Pizzazz
- Editor: Bobby Miller
- Categories: Pop culture, comics
- Frequency: Monthly
- Publisher: Marvel Comics
- First issue: October 1977
- Final issue: January 1979
- Country: United States
- Language: English

= Pizzazz (magazine) =

Magazine published by Marvel Comics

Pizzazz was a magazine published by Marvel Comics from 1977 to 1979, for a total run of 16 issues. Aimed at youth culture, Pizzazz mostly contained articles about popular movies, rock stars, et cetera, as well as comic strips and puzzles.

== Contents ==
Recurring features included a comic about Amy Carter's life as the President's daughter, a serialized Star Wars comic, and a one-page comic by Harvey Kurtzman (typically a "Hey Look!" piece done for the Marvel predecessor Timely Comics in the 1940s) on the last page. Regular columns included the reader dream-analyzing "Dream Dimensions" and the advice column "Dear Wendy". Once the magazine was established, a regular feature was a full-page illustration of some crowded scene in which the names of readers who had written letters to the magazine were hidden.

The covers showed either photos of popular celebrities, or photo-realistic drawings of celebrities and/or Marvel superheroes. Shaun Cassidy was featured on six covers, The Hulk appeared on five covers, Spider-Man on four, and Peter Frampton on three.

Topics mentioned in the magazine included (but were not limited to):
- The original Star Wars film
- Grease
- Meat Loaf
- The film Sgt. Pepper's Lonely Hearts Club Band
- Battlestar Galactica
- Superman: The Movie

=== Serialized Star Wars stories ===
The 1977 installments of the serialized Star Wars comic featured in Pizzazz are the first original Star Wars stories not directly adapted from the films to appear in print form, preceding both the original stories in Marvel's Star Wars comic series and the 1978 novel Splinter of the Mind's Eye.

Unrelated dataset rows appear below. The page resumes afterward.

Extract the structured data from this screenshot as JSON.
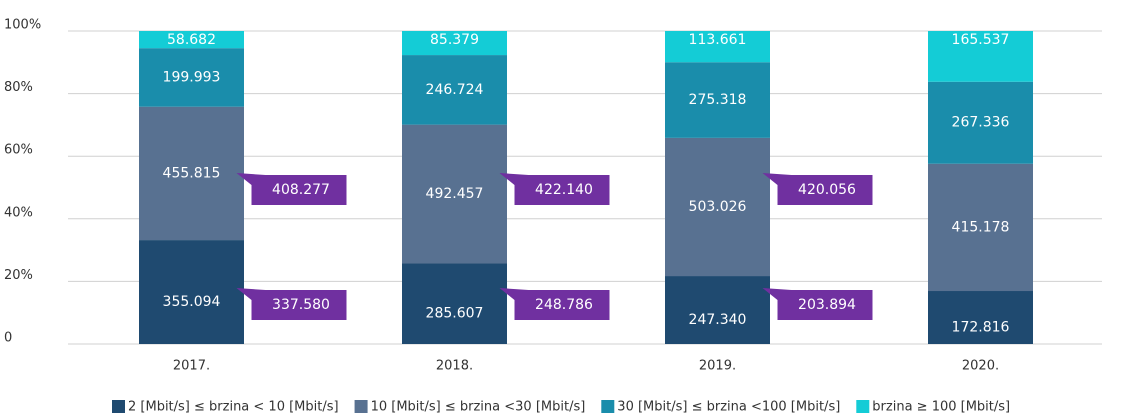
{
  "chart_data": {
    "type": "bar",
    "stacked_percent": true,
    "categories": [
      "2017.",
      "2018.",
      "2019.",
      "2020."
    ],
    "series": [
      {
        "name": "2 [Mbit/s] ≤ brzina < 10 [Mbit/s]",
        "color": "#1f4a70",
        "values": [
          355094,
          285607,
          247340,
          172816
        ],
        "value_labels": [
          "355.094",
          "285.607",
          "247.340",
          "172.816"
        ]
      },
      {
        "name": "10 [Mbit/s] ≤ brzina <30 [Mbit/s]",
        "color": "#587191",
        "values": [
          455815,
          492457,
          503026,
          415178
        ],
        "value_labels": [
          "455.815",
          "492.457",
          "503.026",
          "415.178"
        ]
      },
      {
        "name": "30 [Mbit/s] ≤ brzina <100 [Mbit/s]",
        "color": "#1a8dab",
        "values": [
          199993,
          246724,
          275318,
          267336
        ],
        "value_labels": [
          "199.993",
          "246.724",
          "275.318",
          "267.336"
        ]
      },
      {
        "name": "brzina ≥ 100 [Mbit/s]",
        "color": "#14ccd6",
        "values": [
          58682,
          85379,
          113661,
          165537
        ],
        "value_labels": [
          "58.682",
          "85.379",
          "113.661",
          "165.537"
        ]
      }
    ],
    "annotations": [
      {
        "color": "#7030a0",
        "values": [
          337580,
          248786,
          203894,
          null
        ],
        "value_labels": [
          "337.580",
          "248.786",
          "203.894",
          null
        ]
      },
      {
        "color": "#7030a0",
        "values": [
          408277,
          422140,
          420056,
          null
        ],
        "value_labels": [
          "408.277",
          "422.140",
          "420.056",
          null
        ]
      }
    ],
    "ylim": [
      0,
      100
    ],
    "yticks": [
      {
        "value": 0,
        "label": "0"
      },
      {
        "value": 20,
        "label": "20%"
      },
      {
        "value": 40,
        "label": "40%"
      },
      {
        "value": 60,
        "label": "60%"
      },
      {
        "value": 80,
        "label": "80%"
      },
      {
        "value": 100,
        "label": "100%"
      }
    ],
    "grid": true,
    "legend": "bottom"
  }
}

The first story arc, titled "The Keeper's World", was by Roy Thomas, Howard Chaykin, and Tony DeZuniga. It was later reprinted by Dark Horse Comics. The second story arc, entitled "The Kingdom of Ice", was by Archie Goodwin, Walt Simonson, Klaus Janson, Dave Cockrum, and John Tartaglione. The final two chapters were scheduled to be printed in issues #17 and #18, but the magazine was canceled after the 16th issue. These two chapters were printed, along with the rest of the story, by Marvel UK in their Star Wars Weekly comic, appearing in issue #60 in April 1979.